MLS and partner Big Lead Sports are increasing marketing for the newly launched “Pro Soccer Picks” — which asks players to select winners or who will score goals in each day’s matchups — in the run-up to the MLS Cup final on Nov. 21.
The new game is more modest than its previous efforts at a traditional fantasy game, a typically time-consuming affair of drafting teams, following statistics and making trades. Major League Baseball, ESPN and others have introduced similar simpler games in recent years.
The idea is to build a consumer affinity for the sport that will ultimately translate to a more loyal and financially supportive fan base, said Chris Schlosser, MLS director of digital strategy.
Financial terms of the one-year deal were not disclosed, but MLS officials are viewing it as a start with more fantasy games planned before next year’s season.
Fantasy sports took a huge leap in the late 1990s as the Internet made sports results more widely available and sites like Yahoo began to host fantasy sports leagues.
There are now about 30 million fantasy sports players in the US and Canada, according to the Fantasy Sports Trade Association, generating annual revenue of about US$1 billion.
The potential user market for fantasy soccer games is in the millions, said Chris Russo, chairman of Big Lead Sports’ parent company Fantasy Sports Ventures.
MLS created its free online game around real MLS and English Premier League games as a way to appeal to US and Canadian soccer fans year round.

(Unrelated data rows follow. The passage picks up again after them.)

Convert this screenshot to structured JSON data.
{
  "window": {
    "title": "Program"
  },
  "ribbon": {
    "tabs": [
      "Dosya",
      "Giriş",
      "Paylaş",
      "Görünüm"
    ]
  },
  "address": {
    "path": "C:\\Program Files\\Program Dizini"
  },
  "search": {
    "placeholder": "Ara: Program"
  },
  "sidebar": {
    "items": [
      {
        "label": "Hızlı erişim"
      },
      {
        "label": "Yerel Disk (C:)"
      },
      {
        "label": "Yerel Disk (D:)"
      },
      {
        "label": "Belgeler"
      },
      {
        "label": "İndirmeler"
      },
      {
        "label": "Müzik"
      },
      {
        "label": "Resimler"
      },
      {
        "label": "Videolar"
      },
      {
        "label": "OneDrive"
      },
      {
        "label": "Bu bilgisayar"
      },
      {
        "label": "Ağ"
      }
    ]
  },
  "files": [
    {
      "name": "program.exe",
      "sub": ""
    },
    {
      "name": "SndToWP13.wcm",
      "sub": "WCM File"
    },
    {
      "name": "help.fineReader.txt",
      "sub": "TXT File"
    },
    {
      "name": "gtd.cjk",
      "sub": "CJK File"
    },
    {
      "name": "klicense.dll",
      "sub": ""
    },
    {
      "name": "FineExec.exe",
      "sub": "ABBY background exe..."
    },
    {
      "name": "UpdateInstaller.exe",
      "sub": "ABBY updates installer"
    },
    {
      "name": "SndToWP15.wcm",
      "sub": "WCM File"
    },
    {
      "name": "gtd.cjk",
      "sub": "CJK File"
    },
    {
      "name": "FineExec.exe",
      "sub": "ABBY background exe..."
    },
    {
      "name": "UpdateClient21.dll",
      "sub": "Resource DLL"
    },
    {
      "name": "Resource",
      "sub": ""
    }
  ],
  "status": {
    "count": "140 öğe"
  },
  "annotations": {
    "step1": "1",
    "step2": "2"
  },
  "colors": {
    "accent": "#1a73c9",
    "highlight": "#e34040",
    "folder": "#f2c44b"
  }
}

Next season will be MLS’s 16th season and its ultimate financial success will depend on strengthening ties with fans and fantasy games are one way to do that.
The appeal of the new MLS game is its simplicity, a growing trend in the online game world as a way to lure casual fans who don’t want to spend hours every week on the more time-consuming traditional games.

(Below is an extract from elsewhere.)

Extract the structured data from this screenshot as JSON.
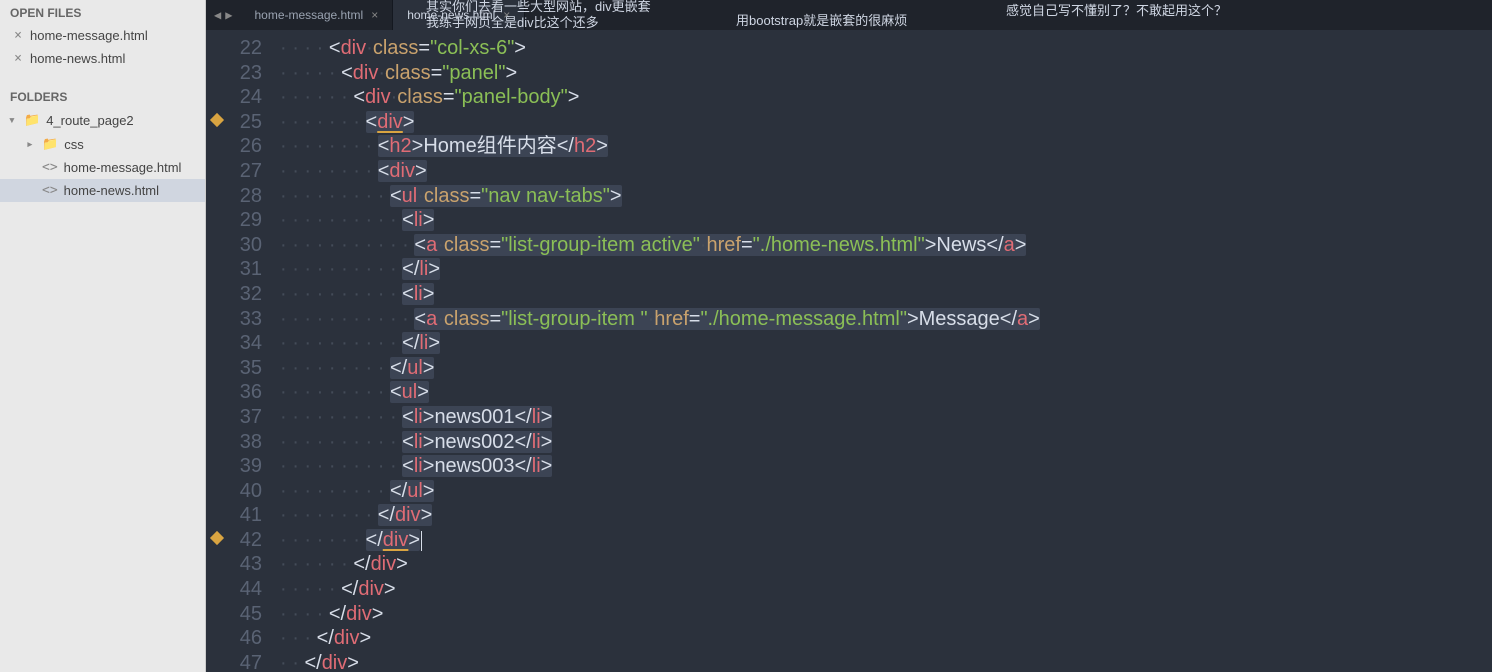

Most fans think of fantasy sports as drafting a team of actual players, whose game-play and statistics then help determine a fantasy team’s performance.

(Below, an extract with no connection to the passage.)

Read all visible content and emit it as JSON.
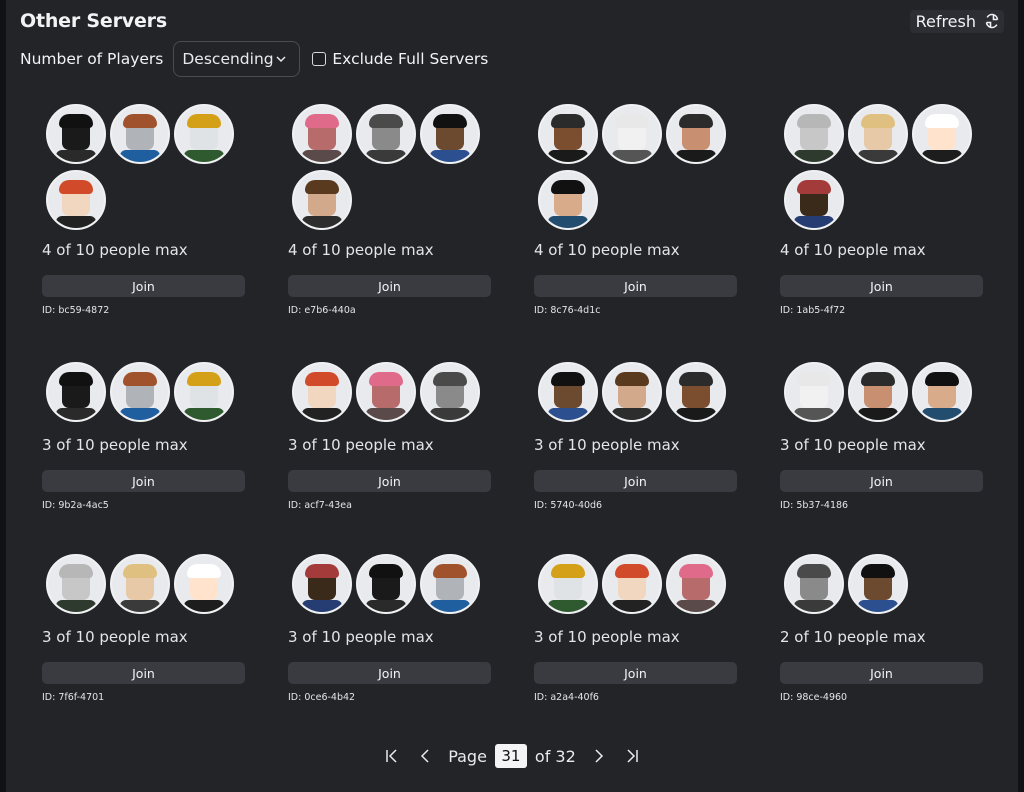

MLS hopes the new game fares better than the more traditional versions it previously offered, so it turned to Big Lead Sports, which ranks among the most popular online sports companies with monthly visitors to its 600 Web sites totaling more than 18 million.
“It’s really our first foray into fantasy soccer and we think it’s a pretty exciting opportunity because of the growth of soccer here in the US, but also over time the opportunity to tap into soccer all over the world,” Russo said.
He said the MLS game follows in the footsteps of such popular casual games as Major League Baseball’s “Beat the Streak” and ESPN’s “Streak for the Cash,” both of which require little time, but offer potential rewards.
MLB’s game, launched in 2001, asks fans to pick a player from that night’s baseball games in the hopes he gets a hit with the goal of eventually topping Joe DiMaggio’s record 56-game hitting streak. While prizes are awarded each year for the longest streak, no one has ever won the grand prize, which has grown to US$3.5 million.
ESPN’s game, which takes a similar approach to the MLS game across all sports, was launched in 2008 and has awarded about US$3.2 million in total prize money. More than 270 million picks have been made at the Walt Disney Co sports unit’s Web site, with soccer accounting for the second largest total at 51 million.